IMC normal et activité mTOR
Les oscillations de l’activité mTOR sont déterminées par les nutriments physiologiques et les fluctuations de la leptine résultant des cycles quotidiens de jeûne et d’alimentation. Cependant, ces oscillations sont perdues en cas d’obésité due à un apport alimentaire excessif. Par conséquent, on peut en déduire que chez les individus qui possèdent un IMC normal et présentent des cycles physiologiques d’alimentation et de jeûne, la subsistance et la poursuite de l’auto-tolérance sont corrélées aux fluctuations de l’activité mTOR au sein des Tregs. Une expansion et une fonctionnalité adéquates des Treg semblent impératives pour supprimer les cellules TH1 et TH17 pathogènes, empêchant ainsi l’auto-immunité.
Les facteurs de croissance associés à la nutrition et au métabolisme, à savoir l’insuline, la leptine et le facteur de croissance analogue à l’insuline 1 (IGF-1), sont responsables de l’activation de la signalisation mTOR dans les cellules immunitaires. Cette activation a un impact significatif sur l’immunométabolisme systémique et intracellulaire, influençant ainsi l’auto-immunité et l’inflammation. Il a été constaté que le tissu adipeux sécrète diverses cytokines inflammatoires, notamment le facteur de nécrose tumorale-a (TNF-a), l’interleukine-1 (IL-1), l’IL-6, l’IL-17, l’interféron-g (IFN-g) et leptine. Cette sécrétion a été liée à une susceptibilité accrue à l’auto-immunité et aux lésions des tissus périphériques.
La relation entre le tissu adipeux et le système immunitaire
Il existe une communication et une interaction réciproques entre le système immunitaire et le tissu adipeux, à la fois dans la structure et la fonction.
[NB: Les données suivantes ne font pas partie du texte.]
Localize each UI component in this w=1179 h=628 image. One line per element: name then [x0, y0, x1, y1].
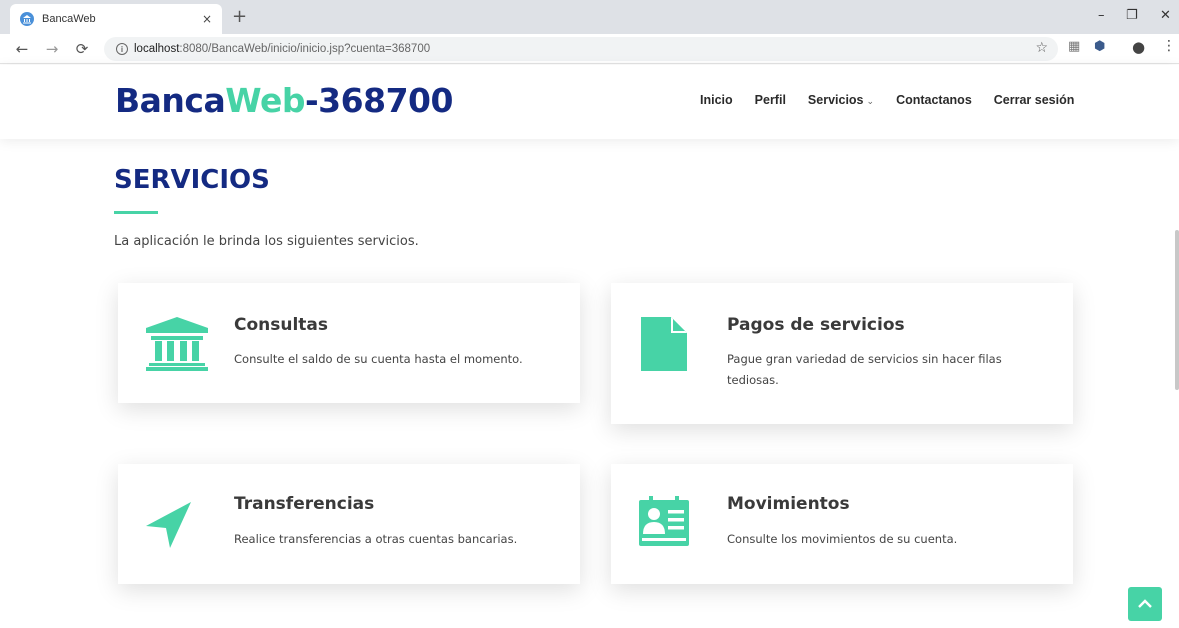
card-text: Realice transferencias a otras cuentas b…: [234, 532, 518, 546]
browser-toolbar: ← → ⟳ i localhost:8080/BancaWeb/inicio/i…: [0, 34, 1179, 64]
nav-perfil[interactable]: Perfil: [755, 93, 786, 107]
url-host: localhost: [134, 43, 180, 55]
card-title: Movimientos: [727, 494, 850, 514]
url-path: :8080/BancaWeb/inicio/inicio.jsp?cuenta=…: [179, 43, 431, 55]
scroll-to-top-button[interactable]: [1128, 587, 1162, 621]
profile-icon[interactable]: ●: [1132, 38, 1145, 56]
shield-extension-icon[interactable]: ⬢: [1094, 39, 1105, 54]
browser-tab[interactable]: BancaWeb ×: [10, 4, 222, 34]
address-bar[interactable]: i localhost:8080/BancaWeb/inicio/inicio.…: [104, 37, 1058, 61]
browser-tabbar: BancaWeb × + – ❐ ✕: [0, 0, 1179, 34]
service-card-consultas[interactable]: Consultas Consulte el saldo de su cuenta…: [118, 283, 580, 403]
service-card-transferencias[interactable]: Transferencias Realice transferencias a …: [118, 464, 580, 584]
chevron-down-icon: ⌄: [866, 96, 875, 106]
menu-dots-icon[interactable]: ⋮: [1162, 38, 1176, 54]
page-scrollbar[interactable]: [1175, 230, 1179, 390]
site-header: BancaWeb-368700 Inicio Perfil Servicios ⌄…: [0, 65, 1179, 139]
back-arrow-icon[interactable]: ←: [14, 40, 30, 58]
section-title: SERVICIOS: [114, 165, 270, 195]
chevron-up-icon: [1138, 599, 1152, 608]
service-card-pagos[interactable]: Pagos de servicios Pague gran variedad d…: [611, 283, 1073, 424]
card-text: Consulte los movimientos de su cuenta.: [727, 532, 958, 546]
brand-part-web: Web: [225, 81, 305, 120]
id-card-icon: [639, 496, 689, 550]
card-title: Pagos de servicios: [727, 315, 905, 335]
site-logo[interactable]: BancaWeb-368700: [115, 81, 453, 120]
brand-part-account: -368700: [304, 81, 453, 120]
close-window-button[interactable]: ✕: [1160, 8, 1171, 23]
nav-servicios[interactable]: Servicios ⌄: [808, 93, 874, 107]
title-underline: [114, 211, 158, 214]
card-text: Consulte el saldo de su cuenta hasta el …: [234, 352, 523, 366]
new-tab-button[interactable]: +: [232, 8, 247, 26]
card-text: Pague gran variedad de servicios sin hac…: [727, 352, 1002, 387]
bookmark-star-icon[interactable]: ☆: [1035, 40, 1048, 56]
info-icon[interactable]: i: [116, 43, 128, 55]
section-description: La aplicación le brinda los siguientes s…: [114, 234, 419, 249]
url-text: localhost:8080/BancaWeb/inicio/inicio.js…: [134, 43, 430, 55]
card-title: Transferencias: [234, 494, 375, 514]
nav-cerrar-sesion[interactable]: Cerrar sesión: [994, 93, 1075, 107]
nav-contactanos[interactable]: Contactanos: [896, 93, 972, 107]
forward-arrow-icon[interactable]: →: [44, 40, 60, 58]
restore-button[interactable]: ❐: [1126, 8, 1138, 23]
tab-close-icon[interactable]: ×: [202, 12, 212, 26]
extension-icon[interactable]: ▦: [1068, 39, 1080, 54]
main-nav: Inicio Perfil Servicios ⌄ Contactanos Cer…: [700, 93, 1096, 107]
bank-icon: [146, 317, 208, 375]
document-icon: [641, 317, 687, 375]
card-title: Consultas: [234, 315, 329, 335]
brand-part-banca: Banca: [115, 81, 226, 120]
reload-icon[interactable]: ⟳: [74, 40, 90, 58]
nav-servicios-label: Servicios: [807, 93, 864, 107]
send-icon: [146, 502, 192, 552]
minimize-button[interactable]: –: [1098, 8, 1105, 23]
tab-title: BancaWeb: [42, 13, 96, 25]
service-card-movimientos[interactable]: Movimientos Consulte los movimientos de …: [611, 464, 1073, 584]
bank-favicon-icon: [20, 12, 34, 26]
nav-inicio[interactable]: Inicio: [700, 93, 733, 107]
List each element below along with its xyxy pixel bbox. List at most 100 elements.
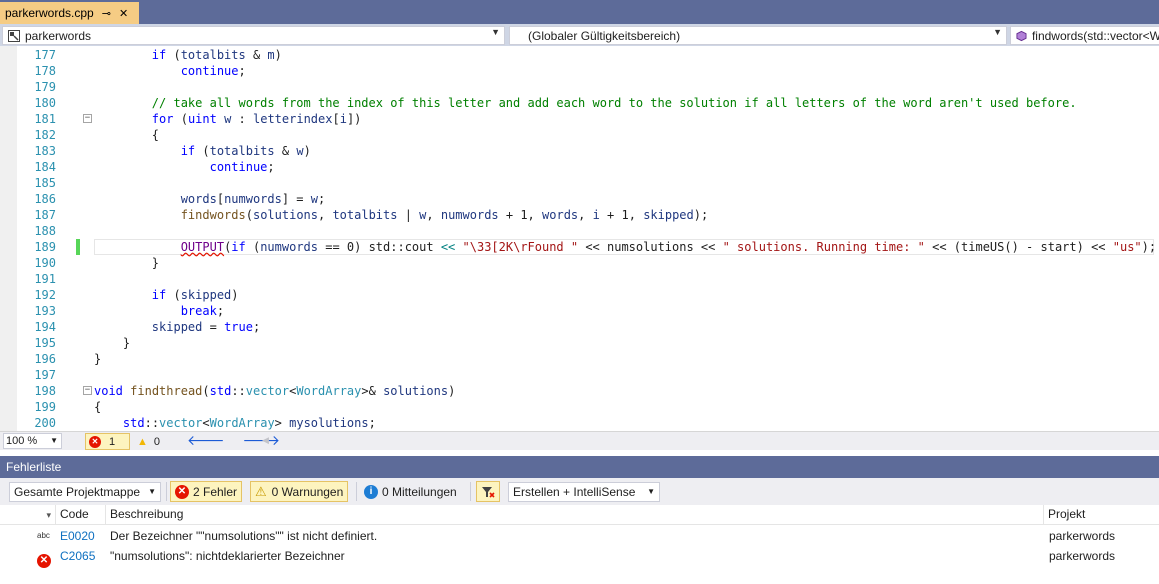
intellisense-error-icon: abc	[37, 531, 50, 540]
error-code-link[interactable]: C2065	[60, 546, 95, 566]
warning-icon: ▲	[137, 435, 148, 448]
code-line[interactable]: 187 findwords(solutions, totalbits | w, …	[0, 207, 1159, 223]
code-line[interactable]: 198 − void findthread(std::vector<WordArra…	[0, 383, 1159, 399]
line-number: 193	[34, 304, 56, 318]
line-number: 184	[34, 160, 56, 174]
info-icon: i	[364, 484, 378, 499]
filter-toggle-button[interactable]	[476, 481, 500, 502]
code-line[interactable]: 195 }	[0, 335, 1159, 351]
error-count-indicator[interactable]: ✕ 1	[85, 433, 130, 450]
code-line[interactable]: 183 if (totalbits & w)	[0, 143, 1159, 159]
code-line[interactable]: 200 std::vector<WordArray> mysolutions;	[0, 415, 1159, 431]
scope-filter-dropdown[interactable]: Gesamte Projektmappe ▼	[9, 482, 161, 502]
code-line[interactable]: 179	[0, 79, 1159, 95]
code-editor[interactable]: 177 if (totalbits & m) 178 continue; 179 18…	[0, 46, 1159, 431]
column-header-project[interactable]: Projekt	[1044, 505, 1159, 525]
code-line[interactable]: 181 − for (uint w : letterindex[i])	[0, 111, 1159, 127]
code-line[interactable]: 189 OUTPUT(if (numwords == 0) std::cout …	[0, 239, 1159, 255]
line-number: 190	[34, 256, 56, 270]
code-line[interactable]: 197	[0, 367, 1159, 383]
project-dropdown[interactable]: parkerwords ▼	[2, 26, 505, 45]
line-number: 179	[34, 80, 56, 94]
filter-icon	[482, 486, 495, 498]
line-number: 183	[34, 144, 56, 158]
zoom-level: 100 %	[6, 435, 38, 447]
close-icon[interactable]: ✕	[119, 7, 128, 20]
column-header-category[interactable]: ▾	[0, 505, 56, 525]
code-text: std::vector<WordArray> mysolutions;	[122, 416, 376, 430]
code-line[interactable]: 194 skipped = true;	[0, 319, 1159, 335]
code-line[interactable]: 191	[0, 271, 1159, 287]
code-text: void findthread(std::vector<WordArray>& …	[94, 384, 456, 398]
code-line[interactable]: 186 words[numwords] = w;	[0, 191, 1159, 207]
pin-icon[interactable]: ⊸	[102, 7, 111, 20]
method-icon	[1016, 30, 1027, 41]
column-header-code[interactable]: Code	[56, 505, 106, 525]
code-text: if (skipped)	[151, 288, 239, 302]
line-number: 177	[34, 48, 56, 62]
code-line[interactable]: 193 break;	[0, 303, 1159, 319]
code-line[interactable]: 199 {	[0, 399, 1159, 415]
line-number: 182	[34, 128, 56, 142]
warning-icon: ⚠	[255, 483, 267, 499]
error-code-link[interactable]: E0020	[60, 526, 95, 546]
scope-dropdown[interactable]: (Globaler Gültigkeitsbereich) ▼	[509, 26, 1007, 45]
code-line[interactable]: 178 continue;	[0, 63, 1159, 79]
code-text: continue;	[180, 64, 246, 78]
messages-filter-button[interactable]: i 0 Mitteilungen	[360, 481, 461, 502]
chevron-down-icon: ▼	[993, 27, 1002, 37]
line-number: 187	[34, 208, 56, 222]
navigation-bar: parkerwords ▼ (Globaler Gültigkeitsberei…	[0, 24, 1159, 46]
code-line[interactable]: 190 }	[0, 255, 1159, 271]
code-text: // take all words from the index of this…	[151, 96, 1077, 110]
warnings-filter-button[interactable]: ⚠ 0 Warnungen	[250, 481, 349, 502]
error-description: "numsolutions": nichtdeklarierter Bezeic…	[110, 549, 345, 563]
code-text: break;	[180, 304, 225, 318]
table-row[interactable]: abc E0020 Der Bezeichner ""numsolutions"…	[0, 526, 1159, 546]
zoom-dropdown[interactable]: 100 % ▼	[3, 433, 62, 449]
line-number: 191	[34, 272, 56, 286]
line-number: 185	[34, 176, 56, 190]
line-number: 189	[34, 240, 56, 254]
code-line[interactable]: 182 {	[0, 127, 1159, 143]
code-text: OUTPUT(if (numwords == 0) std::cout << "…	[180, 240, 1157, 254]
arrow-left-icon[interactable]: 🡐	[187, 432, 225, 448]
warning-count-indicator[interactable]: ▲ 0	[137, 433, 160, 450]
column-header-description[interactable]: Beschreibung	[106, 505, 1044, 525]
code-text: findwords(solutions, totalbits | w, numw…	[180, 208, 709, 222]
scroll-left-icon[interactable]: ◀	[262, 435, 269, 446]
error-description: Der Bezeichner ""numsolutions"" ist nich…	[110, 529, 378, 543]
code-text: {	[94, 128, 160, 142]
error-project: parkerwords	[1049, 549, 1116, 563]
error-icon: ✕	[175, 484, 189, 499]
document-tab-strip: parkerwords.cpp ⊸ ✕	[0, 0, 1159, 24]
scope-name: (Globaler Gültigkeitsbereich)	[528, 28, 681, 43]
table-row[interactable]: ✕ C2065 "numsolutions": nichtdeklarierte…	[0, 546, 1159, 568]
code-line[interactable]: 196}	[0, 351, 1159, 367]
build-filter-dropdown[interactable]: Erstellen + IntelliSense ▼	[508, 482, 660, 502]
member-dropdown[interactable]: findwords(std::vector<W	[1010, 26, 1159, 45]
collapse-icon[interactable]: −	[83, 386, 92, 395]
change-marker	[76, 239, 80, 255]
code-line[interactable]: 192 if (skipped)	[0, 287, 1159, 303]
collapse-icon[interactable]: −	[83, 114, 92, 123]
scope-filter-value: Gesamte Projektmappe	[14, 485, 141, 499]
code-text: words[numwords] = w;	[180, 192, 326, 206]
code-line[interactable]: 188	[0, 223, 1159, 239]
warnings-filter-label: 0 Warnungen	[271, 484, 344, 499]
line-number: 195	[34, 336, 56, 350]
line-number: 186	[34, 192, 56, 206]
code-text: for (uint w : letterindex[i])	[151, 112, 362, 126]
code-text: }	[94, 352, 102, 366]
errors-filter-button[interactable]: ✕ 2 Fehler	[170, 481, 243, 502]
code-line[interactable]: 180 // take all words from the index of …	[0, 95, 1159, 111]
line-number: 178	[34, 64, 56, 78]
code-text: continue;	[209, 160, 275, 174]
code-line[interactable]: 177 if (totalbits & m)	[0, 47, 1159, 63]
line-number: 198	[34, 384, 56, 398]
tab-parkerwords-cpp[interactable]: parkerwords.cpp ⊸ ✕	[0, 2, 139, 24]
code-line[interactable]: 184 continue;	[0, 159, 1159, 175]
code-line[interactable]: 185	[0, 175, 1159, 191]
chevron-down-icon: ▼	[148, 487, 156, 496]
code-text: skipped = true;	[151, 320, 261, 334]
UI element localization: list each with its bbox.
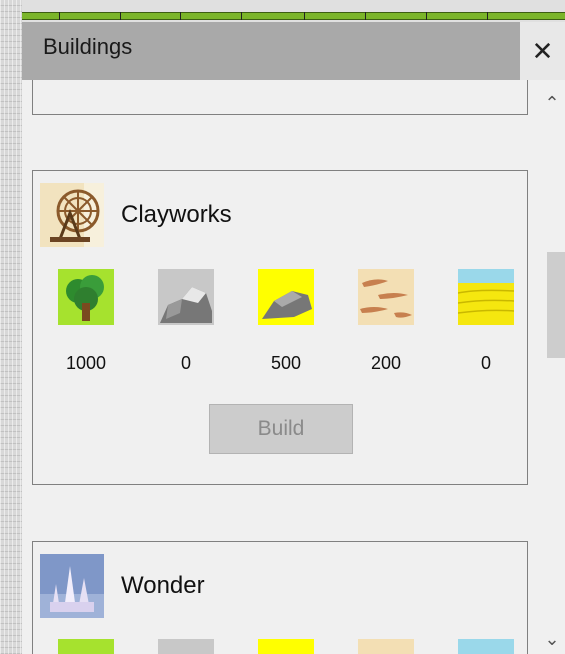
yellow-rock-icon [258, 639, 314, 654]
wonder-castle-icon [40, 554, 104, 618]
clayworks-waterwheel-icon [40, 183, 104, 247]
window-title: Buildings [43, 34, 133, 59]
tree-icon [58, 639, 114, 654]
building-card-clayworks: Clayworks 1000 0 500 200 0 Build [32, 170, 528, 485]
building-name: Clayworks [121, 201, 232, 228]
building-name: Wonder [121, 572, 205, 599]
buildings-window: Buildings ✕ Clayworks 1000 0 500 200 0 B… [22, 22, 565, 654]
cost-gold: 500 [270, 353, 302, 373]
progress-strip [22, 12, 565, 20]
tree-icon [58, 269, 114, 325]
cost-wheat: 0 [480, 353, 491, 373]
yellow-rock-icon [258, 269, 314, 325]
build-button[interactable]: Build [209, 404, 353, 454]
scroll-up-arrow-icon[interactable]: ⌃ [539, 88, 565, 118]
wheat-field-icon [458, 639, 514, 654]
grey-rock-icon [158, 269, 214, 325]
title-bar[interactable]: Buildings ✕ [22, 22, 565, 80]
building-card-previous [32, 80, 528, 115]
building-card-wonder: Wonder [32, 541, 528, 654]
wheat-field-icon [458, 269, 514, 325]
background-texture [0, 0, 22, 654]
cost-clay: 200 [370, 353, 402, 373]
cost-stone: 0 [180, 353, 191, 373]
vertical-scrollbar[interactable]: ⌃ ⌄ [539, 80, 565, 654]
clay-icon [358, 639, 414, 654]
cost-wood: 1000 [65, 353, 107, 373]
grey-rock-icon [158, 639, 214, 654]
clay-icon [358, 269, 414, 325]
close-button[interactable]: ✕ [520, 22, 565, 80]
scroll-thumb[interactable] [547, 252, 565, 358]
top-strip [22, 0, 565, 22]
buildings-list[interactable]: Clayworks 1000 0 500 200 0 Build Wonder [22, 80, 565, 654]
scroll-down-arrow-icon[interactable]: ⌄ [539, 624, 565, 654]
Les organes lymphoïdes primaires et secondaires sont généralement enveloppés de tissu adipeux. La proximité entre le tissu adipeux et les lymphocytes T, les lymphocytes B, les Treg, les cellules dendritiques et les macrophages facilite leur migration vers le tissu adipeux. De plus, les adipocytes peuvent présenter des comportements de type immunitaire.
Les altérations de la quantité et de l’efficacité des cellules Treg qui sont évidentes dans les cas d’obésité peuvent avoir un impact sur la vulnérabilité aux infections et aux tumeurs malignes. L’infection causée par le coronavirus 2 du syndrome respiratoire aigu sévère (SRAS-CoV-2) s’est avérée être liée à la génération d’auto-anticorps et présente une plus grande gravité chez les personnes obèses. De plus, les personnes ayant un indice de masse corporelle plus élevé présentent des réponses supérieures à l’immunothérapie contre le cancer par rapport à celles ayant un IMC inférieur.
Conclusion
La perspective résume que la modulation de la fonction immunitaire pourrait être influencée par des molécules qui interagissent avec la leptine dérivée des adipocytes, et cette modulation peut varier en fonction du statut métabolique. Les domaines qui nécessitent une enquête plus approfondie impliquent l’analyse moléculaire de l’impact des nutriments individuels sur l’auto-tolérance immunologique, ainsi que la période spécifique pendant laquelle la restriction calorique (CR) peut servir d’approche thérapeutique viable pour l’auto-immunité associée à l’obésité.